Rumored possible buyers include share registry business Computershare, or Automatic Data Processing, which controls more than 95 percent of the U.S. proxy delivery business. Credit rating agencies Standard & Poor’s and Moody’s Investors Service, which have units that analyze governance as part of credit risk, are other names circulating on the rumor mill.

ADP did not respond to requests for comment. A spokeswoman for Computershare said the company “cannot comment on rumors or speculation.”

Still, Fenn says ADP is “highly interested in the outcome, whether or not they’re a potential buyer,” since it has competed with ISS in certain markets for years. Owning some or all of ISS would make ADP, which has a strong foothold in the proxy distribution arena, a key player in proxy advisory services as well.

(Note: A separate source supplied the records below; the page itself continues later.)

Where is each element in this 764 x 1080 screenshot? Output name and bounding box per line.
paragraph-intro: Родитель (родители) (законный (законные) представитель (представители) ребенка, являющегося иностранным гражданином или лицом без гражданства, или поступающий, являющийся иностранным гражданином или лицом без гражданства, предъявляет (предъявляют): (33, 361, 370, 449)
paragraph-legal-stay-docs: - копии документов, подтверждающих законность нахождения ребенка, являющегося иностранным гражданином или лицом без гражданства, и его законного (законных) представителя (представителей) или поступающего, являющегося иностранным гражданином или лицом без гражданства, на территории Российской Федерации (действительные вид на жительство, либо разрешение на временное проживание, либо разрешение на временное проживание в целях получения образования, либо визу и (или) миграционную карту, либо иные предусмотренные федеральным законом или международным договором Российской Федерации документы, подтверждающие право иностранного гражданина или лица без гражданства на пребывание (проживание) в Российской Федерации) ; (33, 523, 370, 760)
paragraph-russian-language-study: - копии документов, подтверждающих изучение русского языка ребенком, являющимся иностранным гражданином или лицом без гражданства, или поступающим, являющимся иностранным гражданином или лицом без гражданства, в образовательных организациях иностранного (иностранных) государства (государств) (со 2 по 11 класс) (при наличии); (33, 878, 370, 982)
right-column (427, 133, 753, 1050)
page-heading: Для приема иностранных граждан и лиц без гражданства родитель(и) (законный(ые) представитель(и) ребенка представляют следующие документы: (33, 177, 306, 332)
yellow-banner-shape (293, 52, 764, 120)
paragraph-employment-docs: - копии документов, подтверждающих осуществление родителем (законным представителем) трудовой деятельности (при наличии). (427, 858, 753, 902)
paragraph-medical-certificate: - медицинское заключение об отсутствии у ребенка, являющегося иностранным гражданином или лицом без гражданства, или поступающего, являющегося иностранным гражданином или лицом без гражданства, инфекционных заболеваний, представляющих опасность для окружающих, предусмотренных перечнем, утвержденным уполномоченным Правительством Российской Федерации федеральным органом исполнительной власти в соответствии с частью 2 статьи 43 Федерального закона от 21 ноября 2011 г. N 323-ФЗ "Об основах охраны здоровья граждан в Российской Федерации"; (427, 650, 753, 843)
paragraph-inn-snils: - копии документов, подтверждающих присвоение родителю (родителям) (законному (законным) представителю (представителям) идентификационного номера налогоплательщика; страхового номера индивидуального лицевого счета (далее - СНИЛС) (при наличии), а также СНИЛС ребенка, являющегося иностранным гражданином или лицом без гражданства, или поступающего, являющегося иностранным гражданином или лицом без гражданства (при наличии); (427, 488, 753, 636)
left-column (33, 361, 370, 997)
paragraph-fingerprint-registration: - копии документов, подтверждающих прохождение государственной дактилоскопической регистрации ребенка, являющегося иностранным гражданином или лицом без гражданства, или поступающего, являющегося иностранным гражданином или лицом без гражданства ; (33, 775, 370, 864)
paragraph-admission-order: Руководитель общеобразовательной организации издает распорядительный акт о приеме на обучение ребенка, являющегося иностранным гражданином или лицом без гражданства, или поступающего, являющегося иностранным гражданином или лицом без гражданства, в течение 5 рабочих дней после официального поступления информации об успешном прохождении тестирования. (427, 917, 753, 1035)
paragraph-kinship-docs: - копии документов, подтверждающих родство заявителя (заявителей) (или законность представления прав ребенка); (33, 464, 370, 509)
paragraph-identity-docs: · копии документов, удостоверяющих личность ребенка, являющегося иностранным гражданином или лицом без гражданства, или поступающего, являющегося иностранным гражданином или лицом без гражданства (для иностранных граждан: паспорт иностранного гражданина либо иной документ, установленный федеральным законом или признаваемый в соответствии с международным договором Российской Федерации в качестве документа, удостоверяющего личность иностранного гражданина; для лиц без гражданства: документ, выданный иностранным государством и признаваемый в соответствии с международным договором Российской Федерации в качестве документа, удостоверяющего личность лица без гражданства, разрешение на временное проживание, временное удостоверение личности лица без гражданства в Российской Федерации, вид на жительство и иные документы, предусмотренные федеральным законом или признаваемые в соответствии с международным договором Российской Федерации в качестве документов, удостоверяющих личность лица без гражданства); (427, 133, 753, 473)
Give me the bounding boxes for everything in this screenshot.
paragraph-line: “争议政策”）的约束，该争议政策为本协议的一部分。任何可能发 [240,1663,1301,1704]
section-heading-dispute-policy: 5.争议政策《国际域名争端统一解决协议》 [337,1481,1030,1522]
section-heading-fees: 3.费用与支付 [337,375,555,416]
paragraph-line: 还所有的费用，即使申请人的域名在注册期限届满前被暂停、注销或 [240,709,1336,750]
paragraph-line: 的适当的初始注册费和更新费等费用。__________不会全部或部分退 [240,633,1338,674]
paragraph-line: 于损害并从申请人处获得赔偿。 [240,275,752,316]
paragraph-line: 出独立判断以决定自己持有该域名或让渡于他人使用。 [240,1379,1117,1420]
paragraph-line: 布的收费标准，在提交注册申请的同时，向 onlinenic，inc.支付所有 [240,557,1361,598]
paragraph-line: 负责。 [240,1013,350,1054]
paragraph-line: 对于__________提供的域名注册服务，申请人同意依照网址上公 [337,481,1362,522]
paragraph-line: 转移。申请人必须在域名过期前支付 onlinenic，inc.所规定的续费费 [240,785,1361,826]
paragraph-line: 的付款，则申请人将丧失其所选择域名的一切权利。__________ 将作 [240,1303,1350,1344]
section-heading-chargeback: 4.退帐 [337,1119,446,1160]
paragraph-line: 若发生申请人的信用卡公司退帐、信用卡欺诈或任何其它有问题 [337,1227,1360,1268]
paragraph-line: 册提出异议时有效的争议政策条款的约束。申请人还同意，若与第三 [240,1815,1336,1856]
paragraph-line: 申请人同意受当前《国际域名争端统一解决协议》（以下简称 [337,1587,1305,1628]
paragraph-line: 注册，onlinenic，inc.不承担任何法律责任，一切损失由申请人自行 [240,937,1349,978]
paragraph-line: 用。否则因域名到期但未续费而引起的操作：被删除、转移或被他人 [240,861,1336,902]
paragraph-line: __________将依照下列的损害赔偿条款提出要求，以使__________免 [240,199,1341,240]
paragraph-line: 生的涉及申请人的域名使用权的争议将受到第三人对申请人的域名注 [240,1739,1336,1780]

Ratings agencies also could be seen as logical strategic buyers since they already have a role in the corporate governance and rating business, according to Davis. Even large institutional investors might consider grabbing ISS “to ensure shareowner control,” although ISS’ high asking price narrows the range of potential bidders, he says.

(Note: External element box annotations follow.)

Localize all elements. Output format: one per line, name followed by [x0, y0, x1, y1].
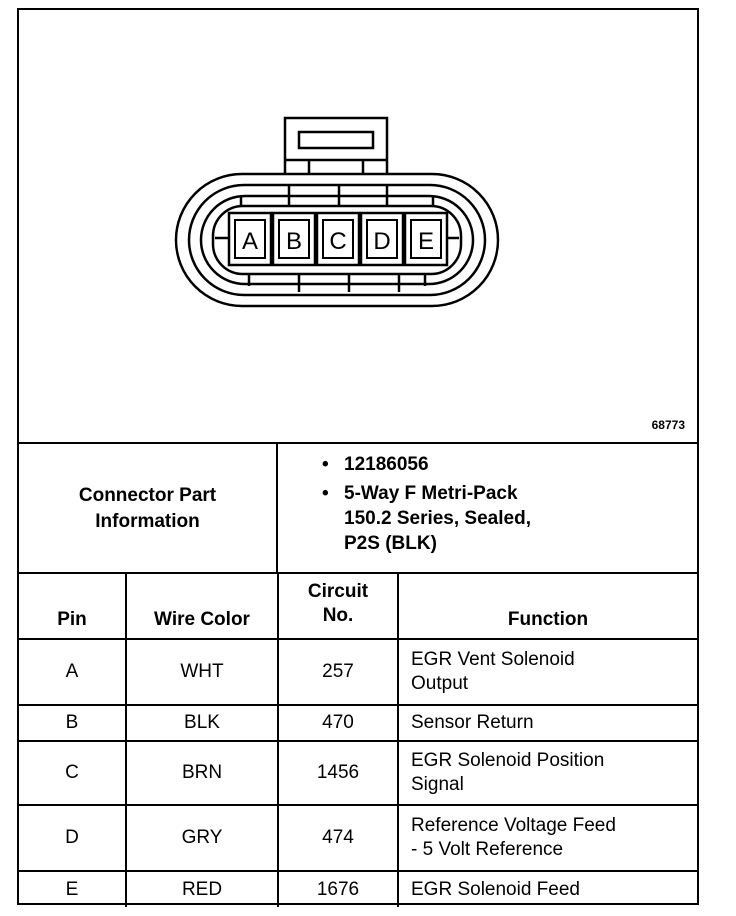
- connector-info-frame: [17, 8, 699, 905]
- info-line: 150.2 Series, Sealed,: [344, 508, 531, 529]
- circuit-header-line: No.: [322, 605, 354, 626]
- wire-color-header: Wire Color: [126, 573, 278, 639]
- circuit-cell: 257: [278, 639, 398, 705]
- info-line: • 5-Way F Metri-Pack: [344, 483, 518, 504]
- pin-cavity-e: [405, 213, 447, 265]
- circuit-header-line: Circuit: [307, 581, 369, 602]
- circuit-header: [278, 573, 398, 639]
- pin-letter: E: [417, 228, 435, 255]
- wire-color-cell: GRY: [126, 805, 278, 871]
- table-row: [19, 871, 697, 907]
- info-line: P2S (BLK): [344, 533, 437, 554]
- info-line: • 12186056: [344, 454, 429, 475]
- connector-part-info: [19, 442, 697, 574]
- pin-cavity-d: [361, 213, 403, 265]
- connector-face-drawing: [19, 10, 697, 442]
- figure-id: 68773: [651, 418, 685, 432]
- table-row: [19, 805, 697, 871]
- info-label-line: Information: [95, 511, 200, 532]
- pin-cavity-c: [317, 213, 359, 265]
- function-header: Function: [398, 573, 697, 639]
- connector-diagram: [19, 10, 697, 442]
- pin-header: Pin: [19, 573, 126, 639]
- function-cell: [398, 805, 697, 871]
- wire-color-cell: WHT: [126, 639, 278, 705]
- pin-cell: B: [19, 705, 126, 741]
- function-cell: [398, 639, 697, 705]
- pin-cell: E: [19, 871, 126, 907]
- function-line: EGR Solenoid Position: [411, 750, 605, 771]
- pin-cavity-b: [273, 213, 315, 265]
- wire-color-cell: BRN: [126, 741, 278, 805]
- function-line: Signal: [411, 774, 464, 795]
- part-info-list: [278, 444, 697, 582]
- table-header-row: [19, 573, 697, 639]
- connector-part-info-label: [19, 444, 278, 574]
- function-cell: [398, 705, 697, 741]
- wire-color-cell: BLK: [126, 705, 278, 741]
- pin-letter: D: [373, 228, 391, 255]
- circuit-cell: 474: [278, 805, 398, 871]
- circuit-cell: 1676: [278, 871, 398, 907]
- connector-type-item: [278, 481, 697, 556]
- table-row: [19, 741, 697, 805]
- function-cell: [398, 741, 697, 805]
- table-row: [19, 639, 697, 705]
- circuit-cell: 470: [278, 705, 398, 741]
- table-row: [19, 705, 697, 741]
- pin-letter: A: [241, 228, 259, 255]
- pin-cavities: [229, 213, 447, 265]
- function-line: Sensor Return: [411, 712, 534, 733]
- pin-cavity-a: [229, 213, 271, 265]
- pin-table: [19, 572, 697, 907]
- pin-cell: A: [19, 639, 126, 705]
- pin-cell: C: [19, 741, 126, 805]
- circuit-cell: 1456: [278, 741, 398, 805]
- function-line: - 5 Volt Reference: [411, 839, 564, 860]
- part-number-item: [278, 452, 697, 477]
- pin-letter: B: [285, 228, 303, 255]
- wire-color-cell: RED: [126, 871, 278, 907]
- pin-cell: D: [19, 805, 126, 871]
- function-line: Output: [411, 673, 469, 694]
- pin-letter: C: [329, 228, 347, 255]
- function-line: EGR Solenoid Feed: [411, 878, 580, 900]
- function-cell: [398, 871, 697, 907]
- function-line: Reference Voltage Feed: [411, 815, 616, 836]
- pin-rows: [19, 639, 697, 907]
- info-label-line: Connector Part: [78, 485, 217, 506]
- function-line: EGR Vent Solenoid: [411, 649, 575, 670]
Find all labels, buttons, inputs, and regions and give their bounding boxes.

Easing Conflicts Of Interest

Baladi

Andre Baladi, a corporate governance guru in Geneva and co-founder of the International Corporate Governance Network, says he “wonders whether ISS should not be acquired by a group of prominent global institutional investors, like CALPERS, TIAA-CREF and or Hermes, which is already a shareholder, rather than by ADP, Moody’s or S&P.” Baladi added that Geneva-based inspection group SGS “could also be considered as a possible synergetic buyer.”

Gregory Taxin, CEO of ISS rival Glass, Lewis & Co. in San Francisco, declined to comment, except to say, “I wish them luck at finding a suitable partner.”

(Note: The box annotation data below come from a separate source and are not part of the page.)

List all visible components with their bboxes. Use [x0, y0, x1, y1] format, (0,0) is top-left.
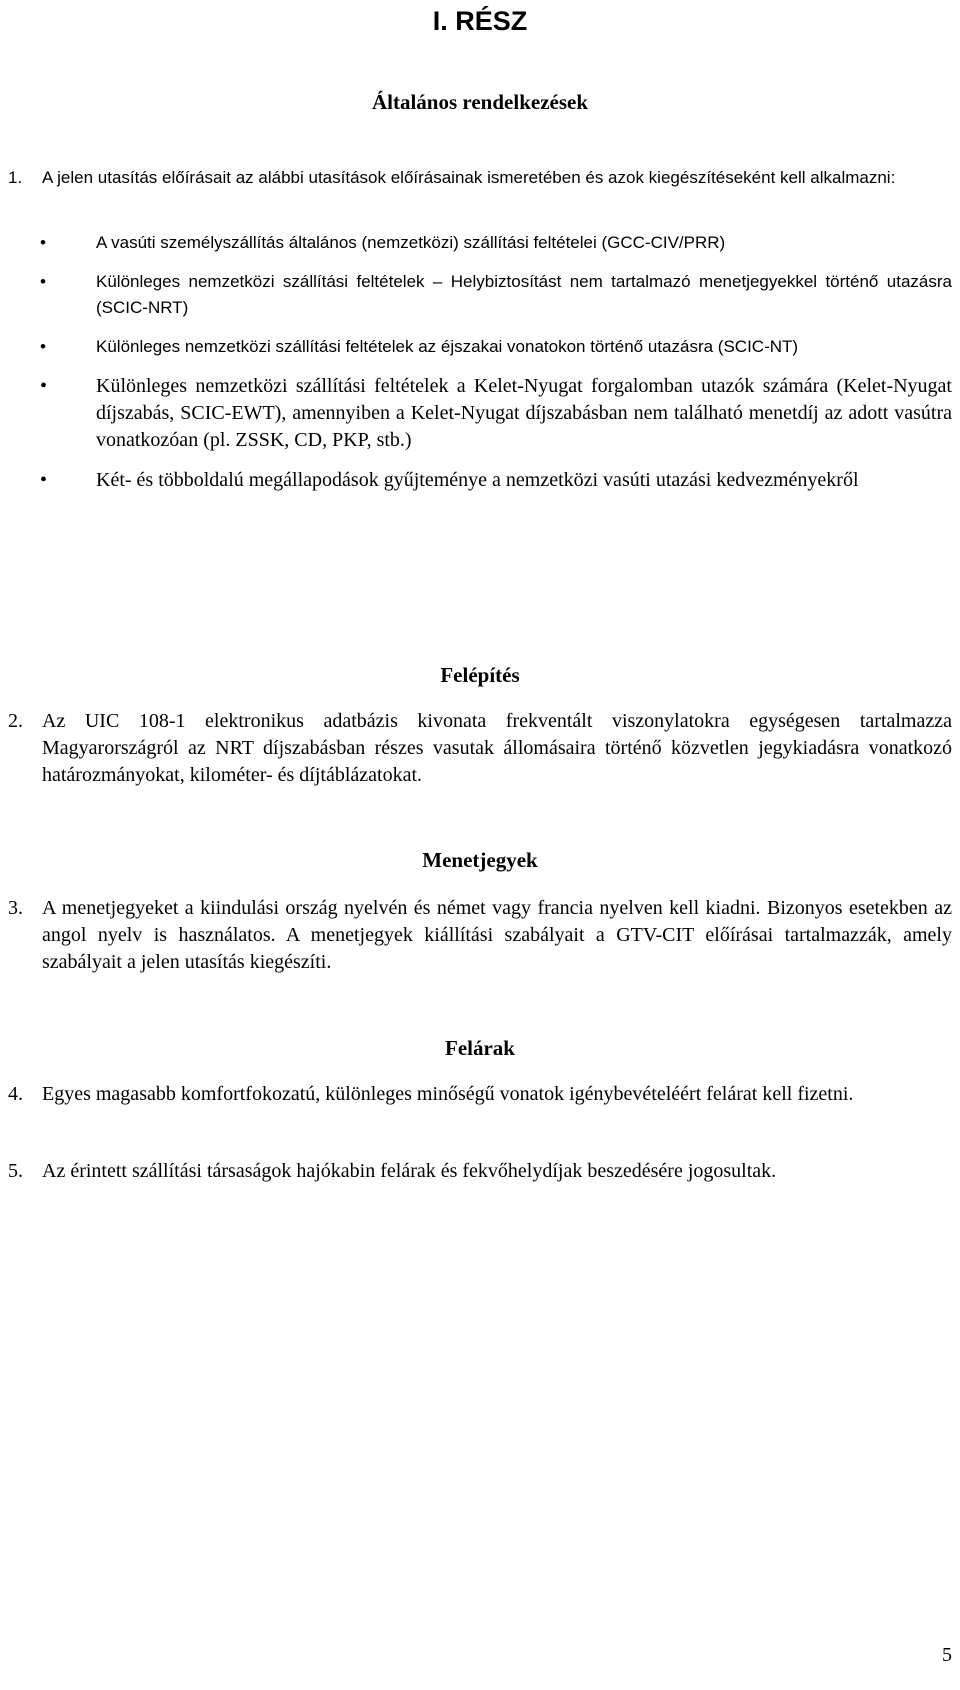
- bullet-icon: •: [40, 469, 48, 491]
- paragraph-text: Egyes magasabb komfortfokozatú, különleges minőségű vonatok igénybevételéért felárat kell fizetni.: [42, 1083, 854, 1105]
- paragraph-4: [8, 1081, 952, 1108]
- paragraph-2: [8, 708, 952, 789]
- paragraph-3: [8, 895, 952, 976]
- paragraph-text: Az érintett szállítási társaságok hajókabin felárak és fekvőhelydíjak beszedésére jogosultak.: [42, 1160, 777, 1182]
- list-item: [40, 467, 952, 494]
- paragraph-1: [8, 165, 952, 191]
- bullet-icon: •: [40, 337, 46, 356]
- bullet-icon: •: [40, 375, 48, 397]
- paragraph-number: 2.: [8, 710, 23, 732]
- list-item-text: Különleges nemzetközi szállítási feltételek a Kelet-Nyugat forgalomban utazók számára (Kelet-Nyugat díjszabás, SCIC-EWT), amennyiben a Kelet-Nyugat díjszabásban nem található menetdíj az adott vasútra vonatkozóan (pl. ZSSK, CD, PKP, stb.): [96, 375, 952, 451]
- list-item: [40, 269, 952, 321]
- paragraph-text: Az UIC 108-1 elektronikus adatbázis kivonata frekventált viszonylatokra egységesen tartalmazza Magyarországról az NRT díjszabásban részes vasutak állomásaira történő közvetlen jegykiadásra vonatkozó határozmányokat, kilométer- és díjtáblázatokat.: [42, 710, 952, 786]
- paragraph-5: [8, 1158, 952, 1185]
- paragraph-text: A menetjegyeket a kiindulási ország nyelvén és német vagy francia nyelven kell kiadni. Bizonyos esetekben az angol nyelv is használatos. A menetjegyek kiállítási szabályait a GTV-CIT előírásai tartalmazzák, amely szabályait a jelen utasítás kiegészíti.: [42, 897, 952, 973]
- paragraph-number: 1.: [8, 168, 23, 187]
- list-item: [40, 334, 952, 360]
- list-item-text: A vasúti személyszállítás általános (nemzetközi) szállítási feltételei (GCC-CIV/PRR): [96, 233, 726, 252]
- paragraph-number: 4.: [8, 1083, 23, 1105]
- list-item-text: Különleges nemzetközi szállítási feltételek – Helybiztosítást nem tartalmazó menetjegyekkel történő utazásra (SCIC-NRT): [96, 272, 952, 317]
- bullet-icon: •: [40, 233, 46, 252]
- list-item-text: Különleges nemzetközi szállítási feltételek az éjszakai vonatokon történő utazásra (SCIC-NT): [96, 337, 799, 356]
- section-title-tickets: Menetjegyek: [422, 848, 538, 872]
- section-title-structure: Felépítés: [440, 663, 520, 687]
- paragraph-number: 5.: [8, 1160, 23, 1182]
- paragraph-number: 3.: [8, 897, 23, 919]
- list-item-text: Két- és többoldalú megállapodások gyűjteménye a nemzetközi vasúti utazási kedvezményekről: [96, 469, 859, 491]
- section-title-general: Általános rendelkezések: [371, 90, 589, 114]
- list-item: [40, 230, 952, 256]
- section-title-surcharges: Felárak: [445, 1036, 515, 1060]
- bullet-list: [40, 230, 952, 507]
- list-item: [40, 373, 952, 454]
- part-title: I. RÉSZ: [432, 6, 528, 36]
- paragraph-text: A jelen utasítás előírásait az alábbi utasítások előírásainak ismeretében és azok kiegészítéseként kell alkalmazni:: [42, 168, 896, 187]
- bullet-icon: •: [40, 272, 46, 291]
- page-number: 5: [942, 1644, 952, 1666]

Still, Anne Faulk, CEO of Atlanta-based proxy advisory firm Swingvote, is skeptical that the possible sale is anything more than a rumor. “I haven’t heard that ISS is for sale,” she says. “I’ve been in this industry for 20 years and these rumors that ISS is for sale come up every few months.”

Faulk

As for ADP or Computershare as potential acquirers, Faulk tartly dismisses the idea of them making an offer. “I can’t believe ISS is on the auction block, and if it is, I can’t believe it would be for sale to someone like ADP or Computershare, where they would be back in the position they used to be in where people were concerned about conflicts of interest,” she says.

ISS has been criticized in the past as having conflicts of interest because it markets some services to public companies, while simultaneously providing institutional investors with advice on how to vote on issues at those companies. The company has repeatedly countered that criticism by saying it has put firewalls, policies and procedures in place to safeguard against any potential perceived conflict.

“[ISS CEO] John Connolly has done some amazing things to give comfort to institutions and the issuer community, and I don’t think he would do anything that would endanger the dramatic progress they’ve made as far as transparency or reducing the appearance of conflicts of interest,” Faulk says. “It would make more sense that they were trying to raise capital to grow and enhance their services.”

Another source familiar with the matter noted that the timing of the reported sale “puts a big question mark in clients’ minds about what’s going to happen and whether there will be any disruption during proxy season,” since the bulk of proxy firm renewals come in the third and fourth quarters.